Tom Turner Portrait of Jesus - Painting our Picture of Christ
Julie Z. Lee
The portrait of Jesus has always alluded us; the pictures we do have of what the Messiah may have looked like have been mere speculation. There have been legends of a document written by Pontius Pilate in 1514, describing Jesus as a blue eyed sheperd with a head of cascading curls; the ancient Greek assumed that the Jewish carpenter resembled Apollo; and still more radical ideas hint that Jesus may have been mishapen.
History reveals our inability to accurately describe Jesus, so who, today, would be as bold as to paint a picture of Christ?
Certainly, not Tom Turner, an associate professor of art at Pacific Union College.

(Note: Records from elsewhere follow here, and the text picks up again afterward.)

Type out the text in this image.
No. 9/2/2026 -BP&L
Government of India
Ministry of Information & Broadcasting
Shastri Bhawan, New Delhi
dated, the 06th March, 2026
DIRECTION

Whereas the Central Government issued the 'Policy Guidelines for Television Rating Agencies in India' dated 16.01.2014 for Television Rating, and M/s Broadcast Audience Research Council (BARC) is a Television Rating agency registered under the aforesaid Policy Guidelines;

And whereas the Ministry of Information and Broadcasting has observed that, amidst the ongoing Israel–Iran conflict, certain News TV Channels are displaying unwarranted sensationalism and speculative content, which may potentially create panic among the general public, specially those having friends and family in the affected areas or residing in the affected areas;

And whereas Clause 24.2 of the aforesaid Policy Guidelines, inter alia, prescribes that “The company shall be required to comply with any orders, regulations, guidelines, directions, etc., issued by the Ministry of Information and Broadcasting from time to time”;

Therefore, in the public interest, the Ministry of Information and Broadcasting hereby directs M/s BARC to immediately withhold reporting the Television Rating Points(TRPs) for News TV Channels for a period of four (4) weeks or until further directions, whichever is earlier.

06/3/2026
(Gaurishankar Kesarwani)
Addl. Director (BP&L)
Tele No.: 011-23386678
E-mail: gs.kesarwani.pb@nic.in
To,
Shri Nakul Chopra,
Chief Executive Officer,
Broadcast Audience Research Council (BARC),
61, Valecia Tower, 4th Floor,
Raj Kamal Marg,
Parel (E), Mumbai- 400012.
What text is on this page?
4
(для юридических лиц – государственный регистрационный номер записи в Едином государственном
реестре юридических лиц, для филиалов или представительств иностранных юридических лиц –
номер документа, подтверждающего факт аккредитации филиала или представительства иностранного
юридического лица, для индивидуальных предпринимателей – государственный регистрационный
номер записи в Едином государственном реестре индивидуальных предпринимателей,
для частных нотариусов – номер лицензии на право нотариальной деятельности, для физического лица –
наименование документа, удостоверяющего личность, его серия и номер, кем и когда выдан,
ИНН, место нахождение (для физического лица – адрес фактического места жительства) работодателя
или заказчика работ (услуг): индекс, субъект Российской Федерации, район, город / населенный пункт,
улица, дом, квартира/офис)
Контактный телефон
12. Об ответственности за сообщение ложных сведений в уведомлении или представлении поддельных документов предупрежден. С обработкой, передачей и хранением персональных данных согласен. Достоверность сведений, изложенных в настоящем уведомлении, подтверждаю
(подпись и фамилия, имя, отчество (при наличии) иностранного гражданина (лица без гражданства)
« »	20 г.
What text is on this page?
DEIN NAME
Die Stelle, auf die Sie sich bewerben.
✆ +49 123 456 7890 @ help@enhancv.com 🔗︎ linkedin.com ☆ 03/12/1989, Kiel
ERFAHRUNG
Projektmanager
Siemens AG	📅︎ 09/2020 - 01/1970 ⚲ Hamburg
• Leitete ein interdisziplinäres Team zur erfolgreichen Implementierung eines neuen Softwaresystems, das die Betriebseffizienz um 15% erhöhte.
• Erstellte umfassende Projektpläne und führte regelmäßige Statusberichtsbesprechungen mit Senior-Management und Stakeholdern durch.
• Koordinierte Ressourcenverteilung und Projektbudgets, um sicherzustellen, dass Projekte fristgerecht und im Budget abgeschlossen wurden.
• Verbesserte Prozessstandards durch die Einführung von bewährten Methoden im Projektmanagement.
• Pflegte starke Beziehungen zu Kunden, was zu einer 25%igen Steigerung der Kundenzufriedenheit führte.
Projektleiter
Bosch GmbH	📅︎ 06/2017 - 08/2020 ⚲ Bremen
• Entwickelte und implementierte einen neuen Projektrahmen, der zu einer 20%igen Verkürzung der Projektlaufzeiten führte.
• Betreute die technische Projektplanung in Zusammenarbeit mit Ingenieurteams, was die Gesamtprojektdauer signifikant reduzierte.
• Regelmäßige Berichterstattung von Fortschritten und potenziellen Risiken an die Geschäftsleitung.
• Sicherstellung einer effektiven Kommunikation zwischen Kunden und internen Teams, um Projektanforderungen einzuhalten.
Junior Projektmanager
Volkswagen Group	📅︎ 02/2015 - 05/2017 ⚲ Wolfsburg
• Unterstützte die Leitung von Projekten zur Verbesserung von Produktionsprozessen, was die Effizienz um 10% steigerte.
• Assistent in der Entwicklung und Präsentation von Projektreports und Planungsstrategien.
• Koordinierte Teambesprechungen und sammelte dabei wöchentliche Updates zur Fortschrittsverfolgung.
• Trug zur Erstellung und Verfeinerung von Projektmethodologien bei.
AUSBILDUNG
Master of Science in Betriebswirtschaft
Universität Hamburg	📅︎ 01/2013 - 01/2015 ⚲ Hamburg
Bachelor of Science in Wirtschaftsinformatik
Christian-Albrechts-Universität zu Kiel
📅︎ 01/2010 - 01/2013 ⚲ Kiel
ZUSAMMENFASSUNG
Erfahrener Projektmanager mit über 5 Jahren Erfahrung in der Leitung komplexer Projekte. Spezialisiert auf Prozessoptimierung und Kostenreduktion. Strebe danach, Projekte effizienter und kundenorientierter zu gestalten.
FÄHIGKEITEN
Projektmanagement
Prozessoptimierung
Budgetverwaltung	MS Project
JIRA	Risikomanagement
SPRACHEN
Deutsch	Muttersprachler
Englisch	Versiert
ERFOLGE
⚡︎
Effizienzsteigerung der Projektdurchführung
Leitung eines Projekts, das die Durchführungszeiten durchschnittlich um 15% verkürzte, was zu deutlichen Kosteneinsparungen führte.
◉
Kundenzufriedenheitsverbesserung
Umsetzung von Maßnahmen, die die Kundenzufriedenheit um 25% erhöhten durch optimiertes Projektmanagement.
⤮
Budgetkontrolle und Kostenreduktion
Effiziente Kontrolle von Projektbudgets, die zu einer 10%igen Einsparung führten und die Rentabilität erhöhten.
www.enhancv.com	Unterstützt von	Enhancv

Well, at least not without some convincing.
Last fall, Mic Thurber, pastor of PUC Church, decided to present a series of sermons that painted a picture of Christ. He used the analogy that Jesus’s life was the brushstroke of God, painting a picture of Himself on the canvas of life and history.
“What I wanted to do was pull from the Gospel of John the kinds of things that would illustrate who God is as pictured in Jesus,” says Pastor Thurber. “I simply picked different places in John with an eye towards what this might reveal about God.”
Selecting a different theme for the upcoming seven weeks, Pastor Thurber put together a composite of Jesus through stories. Then, he had the idea of asking someone to paint a portrait of Jesus during the sermons.
Pastor Thurber approached Tom, who teaches photography but also has a master’s degree in painting. Tom was reluctant.
“Every artist has a different image of God,” says Tom. “I had a hard time imagining one portrait that would best reflect Him.”
Tom suggested a siloheutte instead, which wouldn’t be as definitive. Pastor Thurber turned down the idea—he wanted a portrait. After a couple weeks to mull it over, Tom came up with the idea of creating a composite portrait of Christ by using different models for each facial feature such as the eyes, nose, and mouth. It was a project he had done before, so he felt comfortable with the concept. Pastor Thurber and Tom finally agreed on a watercolor composite of Christ as he is revealed in different people.
On Sabbath morning, Tom set up his makeshift studio at the front of the church and selected a different person from the congregation for the week’s model. He was careful to make the best possible use of variety in ethnic background, ages, and gender.
The congregation had mixed reactions at first, since Pastor Thurber didn’t offer much explanation for Tom’s presence. Early on, they found the painting a distraction.
“People told my wife that they were really enjoying the service,” says Tom. “But ‘we don’t know what in the world your husband is doing.’ It wasn’t until around the third sabbath that people understood what was happening.”
By the time the series and the painting neared completion, people were eager to get copies of the final result.
“People kept telling me how they enjoyed watching Christ develop on paper,” says Pastor Thurber. “Everyone broke into applause when it was finished. He did a masterful job.”
There’s no telling whether the painting will be recorded in history as yet the most accurate painting of Christ. One thing’s for sure, the congregation will recognize a bit more of Christ in each other.
Note: This is an archived article and does not necessarily represent current issues at Pacific Union College.